È bene evidenziare che tale ermeneutica, è oggi da considerarsi minoritaria e superata.

Difatti, è principio consolidato presso la Suprema Corte di Cassazione, che il credito d'imposta di cui al comma 10 dell'art. 7 L. n. 388/2000, soggiace al limite quantitativo dei 100.000,00 euro nel triennio (v. Cass. civ. n. 21145/2016), quale limite quantitativo al di sotto del quale gli aiuti di Stato non incorrono nel divieto di cui all'art. 92 (poi, art. 87), paragrafo 1, del Trattato CE (v. Cass. civ., sez. trib., n. 15688/2017, Cass. civ. n. 21594/2015 e Cass. civ., n. 16734/2015).

Tale credito, infatti, come affermato anche dallo stesso Ente Impositore (v. Circolare dell'Agenzia delle Entrate n. 11 /E del 13 febbraio 2003), rientra nell'ambito d'applicazione del criterio comunitario cd. de minimis, per il quale gli aiuti di Stato di esigua entità esulano dal campo di applicazione dell'art. 87, Paragrafo 1, del Trattato CE (v. Cass. Sez. Trib. 20245/2013 e Cass. Sez. Trib. 7361/2012) ed è cumulabile anche con altri benefici eventualmente concessi (v. Cass. Sez. Trib. 21605/2015).

Le conclusioni della Suprema Corte di Cassazione

In conformità con il citato indirizzo giurisprudenziale, la Corte di Cassazione, con la sentenza del 27 settembre 2017, n. 22497, ha affermato che il bonus fiscale per incremento occupazionale ex comma 10, art. 7 L. n. 388/2000, è da considerarsi come aiuto di Stato e che a siffatto bonus, sono applicabili le regole del de minimis, in quanto le misure di carattere generale, tese a salvaguardare l'occupazione, non si configuravano come aiuti di Stato.

Osservazioni

Con la sentenza in commento, i Giudici della Sezione Tributaria prendono definitivamente posizione sul credito d'imposta per incremento occupazionale in aree svantaggiate.

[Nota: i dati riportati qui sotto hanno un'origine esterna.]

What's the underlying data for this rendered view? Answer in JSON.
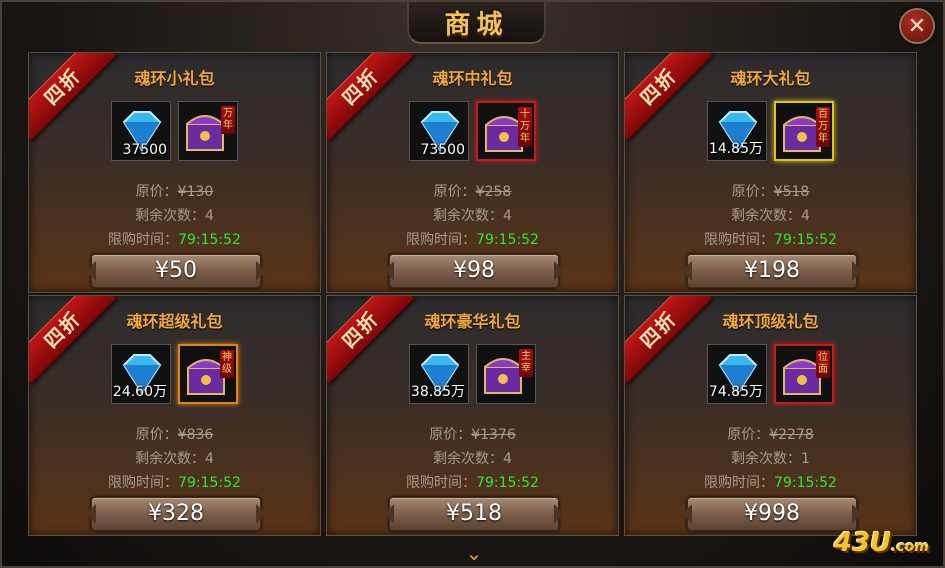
{
  "window": {
    "title": "商城",
    "close_label": "✕"
  },
  "ribbon_label": "四折",
  "labels": {
    "original_price": "原价：",
    "remaining": "剩余次数：",
    "time_limit": "限购时间："
  },
  "currency": "¥",
  "cards": [
    {
      "title": "魂环小礼包",
      "gem_qty": "37500",
      "tier": "万年",
      "orig": "130",
      "remaining": "4",
      "timer": "79:15:52",
      "price": "¥50"
    },
    {
      "title": "魂环中礼包",
      "gem_qty": "73500",
      "tier": "十万年",
      "orig": "258",
      "remaining": "4",
      "timer": "79:15:52",
      "price": "¥98"
    },
    {
      "title": "魂环大礼包",
      "gem_qty": "14.85万",
      "tier": "百万年",
      "orig": "518",
      "remaining": "4",
      "timer": "79:15:52",
      "price": "¥198"
    },
    {
      "title": "魂环超级礼包",
      "gem_qty": "24.60万",
      "tier": "神级",
      "orig": "836",
      "remaining": "4",
      "timer": "79:15:52",
      "price": "¥328"
    },
    {
      "title": "魂环豪华礼包",
      "gem_qty": "38.85万",
      "tier": "主宰",
      "orig": "1376",
      "remaining": "4",
      "timer": "79:15:52",
      "price": "¥518"
    },
    {
      "title": "魂环顶级礼包",
      "gem_qty": "74.85万",
      "tier": "位面",
      "orig": "2278",
      "remaining": "1",
      "timer": "79:15:52",
      "price": "¥998"
    }
  ],
  "footer": {
    "arrow": "⌄"
  },
  "watermark": {
    "text": "43U",
    "suffix": ".com"
  },
  "colors": {
    "accent": "#f0a93a",
    "timer": "#2ee82e",
    "ribbon": "#c01515"
  },
  "icons": {
    "gem": "blue-diamond-icon",
    "chest": "purple-chest-icon"
  }
}
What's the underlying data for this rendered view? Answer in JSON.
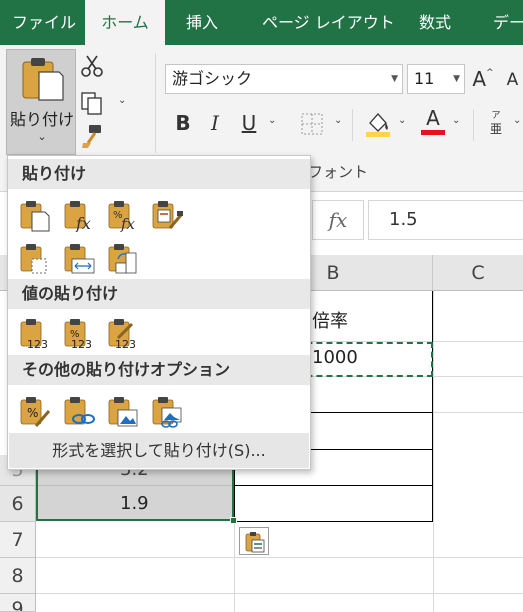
{
  "tabs": [
    {
      "label": "ファイル",
      "active": false
    },
    {
      "label": "ホーム",
      "active": true
    },
    {
      "label": "挿入",
      "active": false
    },
    {
      "label": "ページ レイアウト",
      "active": false
    },
    {
      "label": "数式",
      "active": false
    },
    {
      "label": "デー",
      "active": false
    }
  ],
  "ribbon": {
    "paste_label": "貼り付け",
    "font_name": "游ゴシック",
    "font_size": "11",
    "bold": "B",
    "italic": "I",
    "underline": "U",
    "font_group_label": "フォント",
    "font_color": "#e81123",
    "fill_color": "#ffd54a",
    "accent": "#217346"
  },
  "formula_bar": {
    "fx": "fx",
    "value": "1.5"
  },
  "grid": {
    "columns": [
      "B",
      "C"
    ],
    "rows": [
      "5",
      "6",
      "7",
      "8",
      "9"
    ],
    "cells": {
      "b_header": "倍率",
      "b_value": "1000",
      "a5": "3.2",
      "a6": "1.9"
    }
  },
  "paste_menu": {
    "sections": [
      {
        "title": "貼り付け",
        "icons": [
          "paste-icon",
          "paste-formulas-icon",
          "paste-formulas-number-format-icon",
          "keep-source-formatting-icon",
          "no-borders-icon",
          "keep-column-widths-icon",
          "transpose-icon"
        ]
      },
      {
        "title": "値の貼り付け",
        "icons": [
          "paste-values-icon",
          "values-number-format-icon",
          "values-source-formatting-icon"
        ]
      },
      {
        "title": "その他の貼り付けオプション",
        "icons": [
          "formatting-icon",
          "paste-link-icon",
          "picture-icon",
          "linked-picture-icon"
        ]
      }
    ],
    "paste_special": "形式を選択して貼り付け(S)..."
  }
}
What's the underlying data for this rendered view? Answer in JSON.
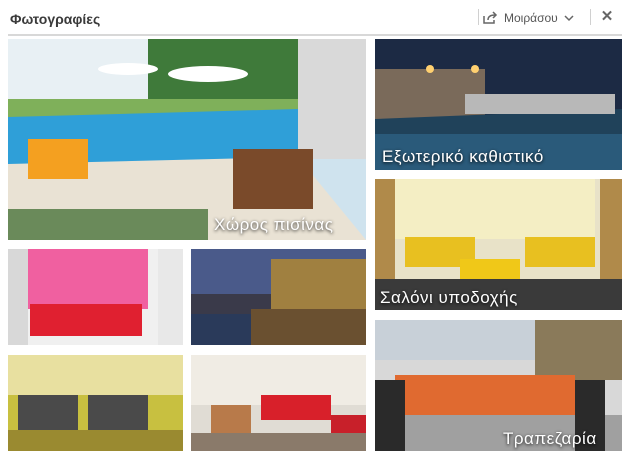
{
  "header": {
    "title": "Φωτογραφίες",
    "share_label": "Μοιράσου",
    "close_glyph": "✕"
  },
  "photos": [
    {
      "caption": "Χώρος πισίνας"
    },
    {
      "caption": "Εξωτερικό καθιστικό"
    },
    {
      "caption": "Σαλόνι υποδοχής"
    },
    {
      "caption": "Τραπεζαρία"
    }
  ],
  "colors": {
    "header_text": "#3a3a3a",
    "caption_text": "#ffffff"
  }
}
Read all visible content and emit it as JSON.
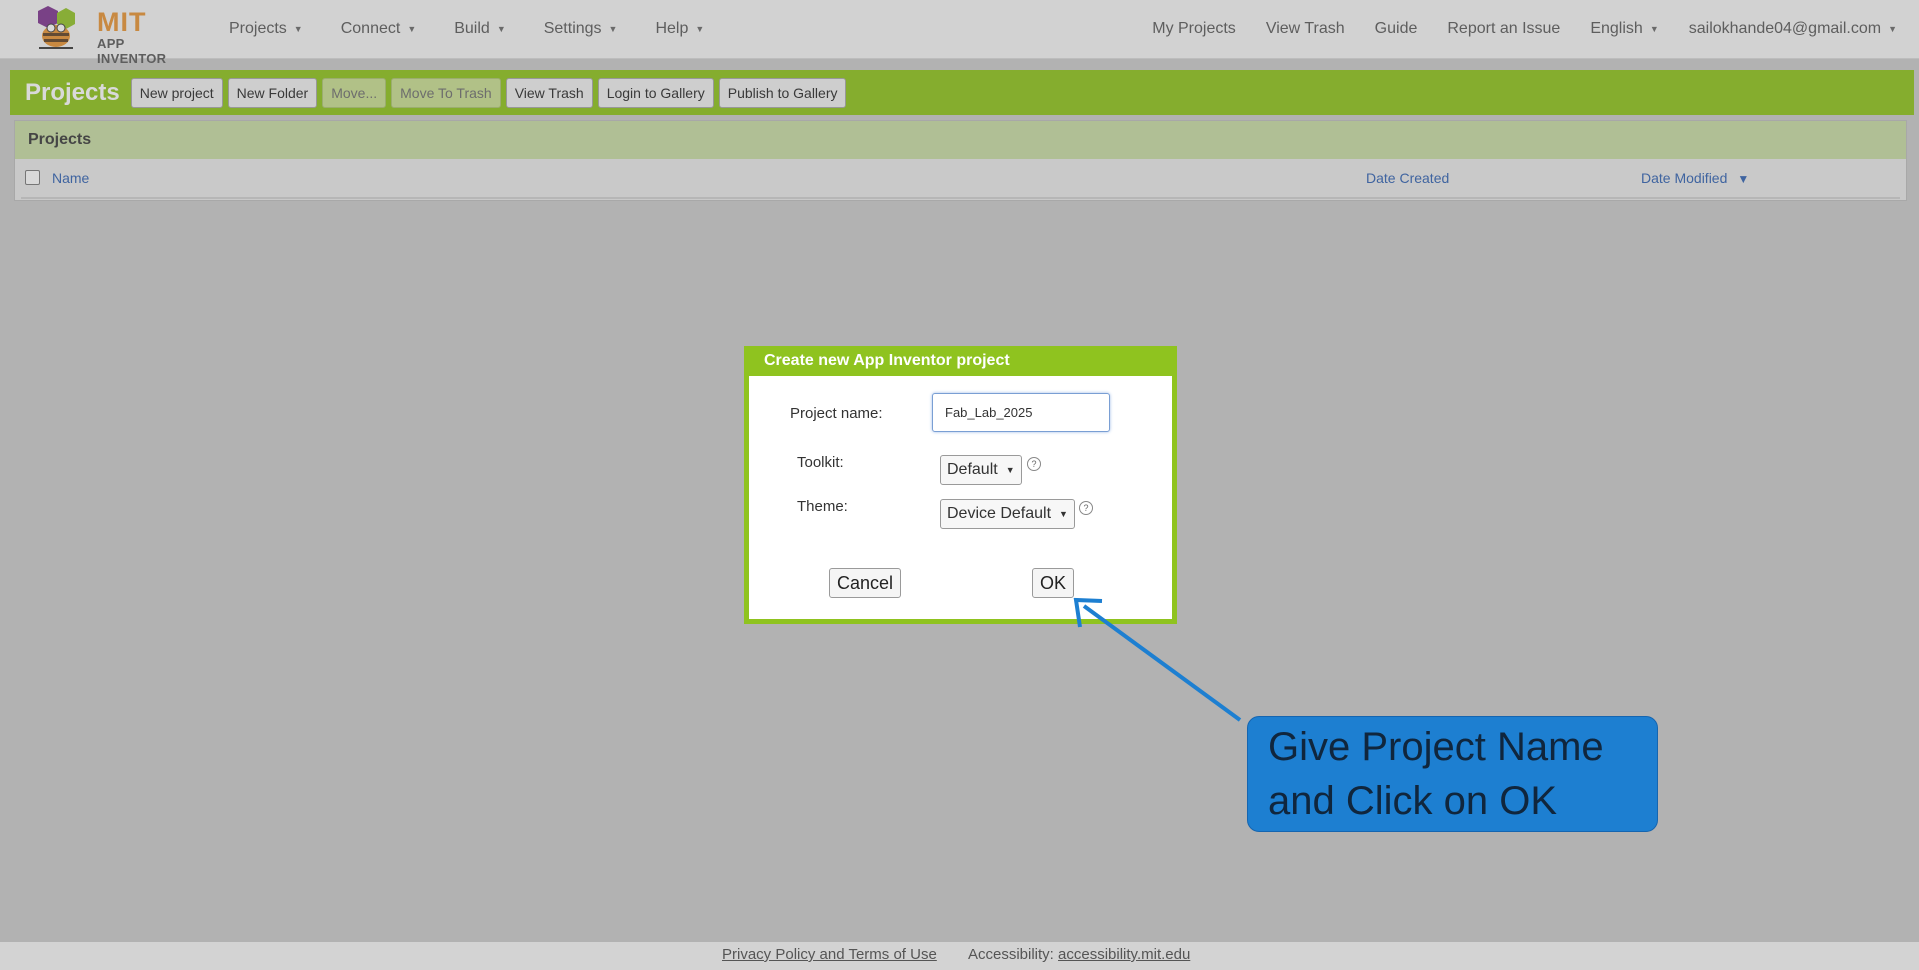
{
  "header": {
    "logo_title": "MIT",
    "logo_subtitle": "APP INVENTOR",
    "nav_left": [
      {
        "label": "Projects"
      },
      {
        "label": "Connect"
      },
      {
        "label": "Build"
      },
      {
        "label": "Settings"
      },
      {
        "label": "Help"
      }
    ],
    "nav_right": {
      "my_projects": "My Projects",
      "view_trash": "View Trash",
      "guide": "Guide",
      "report_issue": "Report an Issue",
      "language": "English",
      "account": "sailokhande04@gmail.com"
    }
  },
  "toolbar": {
    "title": "Projects",
    "buttons": {
      "new_project": "New project",
      "new_folder": "New Folder",
      "move": "Move...",
      "move_to_trash": "Move To Trash",
      "view_trash": "View Trash",
      "login_gallery": "Login to Gallery",
      "publish_gallery": "Publish to Gallery"
    }
  },
  "projects_panel": {
    "title": "Projects",
    "columns": {
      "name": "Name",
      "date_created": "Date Created",
      "date_modified": "Date Modified"
    }
  },
  "dialog": {
    "title": "Create new App Inventor project",
    "project_name_label": "Project name:",
    "project_name_value": "Fab_Lab_2025",
    "toolkit_label": "Toolkit:",
    "toolkit_value": "Default",
    "theme_label": "Theme:",
    "theme_value": "Device Default",
    "cancel": "Cancel",
    "ok": "OK"
  },
  "annotation": {
    "line1": "Give Project Name",
    "line2": "and Click on OK",
    "color": "#1d7fd1"
  },
  "footer": {
    "privacy": "Privacy Policy and Terms of Use",
    "accessibility_label": "Accessibility:",
    "accessibility_link": "accessibility.mit.edu"
  },
  "colors": {
    "brand_green": "#8bc213",
    "logo_orange": "#e8912d"
  }
}
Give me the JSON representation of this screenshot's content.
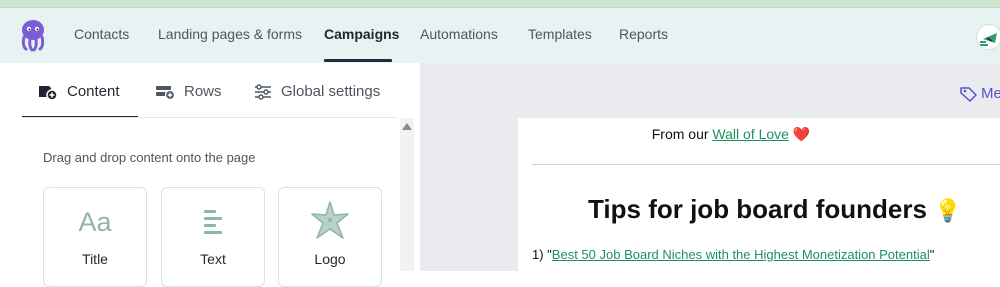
{
  "nav": {
    "items": [
      {
        "label": "Contacts",
        "active": false
      },
      {
        "label": "Landing pages & forms",
        "active": false
      },
      {
        "label": "Campaigns",
        "active": true
      },
      {
        "label": "Automations",
        "active": false
      },
      {
        "label": "Templates",
        "active": false
      },
      {
        "label": "Reports",
        "active": false
      }
    ],
    "logo_icon": "octopus-logo-icon",
    "avatar_icon": "user-avatar-icon"
  },
  "editor": {
    "tabs": [
      {
        "label": "Content",
        "icon": "content-add-icon",
        "active": true
      },
      {
        "label": "Rows",
        "icon": "rows-add-icon",
        "active": false
      },
      {
        "label": "Global settings",
        "icon": "sliders-icon",
        "active": false
      }
    ],
    "hint": "Drag and drop content onto the page",
    "tiles": [
      {
        "label": "Title",
        "icon": "title-aa-icon"
      },
      {
        "label": "Text",
        "icon": "text-lines-icon"
      },
      {
        "label": "Logo",
        "icon": "starfish-logo-icon"
      }
    ]
  },
  "email": {
    "from_prefix": "From our ",
    "from_link": "Wall of Love",
    "heart": "❤️",
    "title": "Tips for job board founders",
    "bulb": "💡",
    "tip1_prefix": "1) \"",
    "tip1_link": "Best 50 Job Board Niches with the Highest Monetization Potential",
    "tip1_suffix": "\""
  },
  "right_action": {
    "label": "Me",
    "icon": "tag-icon"
  },
  "colors": {
    "nav_bg": "#e6f3f2",
    "accent": "#1f2c3d",
    "link": "#1f8f5f",
    "mentions": "#5b4fc9",
    "logo": "#7c5cd6",
    "tile_icon": "#8fb3ad"
  }
}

Difatti i Giudici di legittimità affermano che il credito ex comma 10, art. 7, L. n. 388/2000 in parola, rientra nei cd. aiuti di Stato concessi alle imprese e che, posto che la predetta agevolazione fiscale soggiace alla regola dei cd. minimis (ossia una soglia quantitativa limite), non si pone in contrasto con la normativa comunitaria sovraordinata, ossia con l'art. 87 Trattato CE.

Talché i singoli Stati membri, nel legittimo esercizio dei propri poteri discrezionali, possono concedere alle imprese, singole agevolazioni fiscali a qualsiasi titolo (ad esempio, per investimenti, ricerca e sviluppo, formazione, promozione, incremento occupazionale, ecc..), purché in un bene delimitato arco temporale, non si superato un dato limite quantitativo.

Il più volte citato comma 10 dell'art. 7 L. n. 388/2000, infatti, non si pone in contrasto con il divieto di aiuti di Stato, atteso che detta normativa agevolativa, istituisce esclusivamente un credito d'imposta in misura limitata e non in rapporto al numero dei lavoratori effettivamente assunti.

Pertanto, a fronte di molteplici benefici occupazionali, detta misura non genera alcun effetto distorsivo al sistema della concorrenza.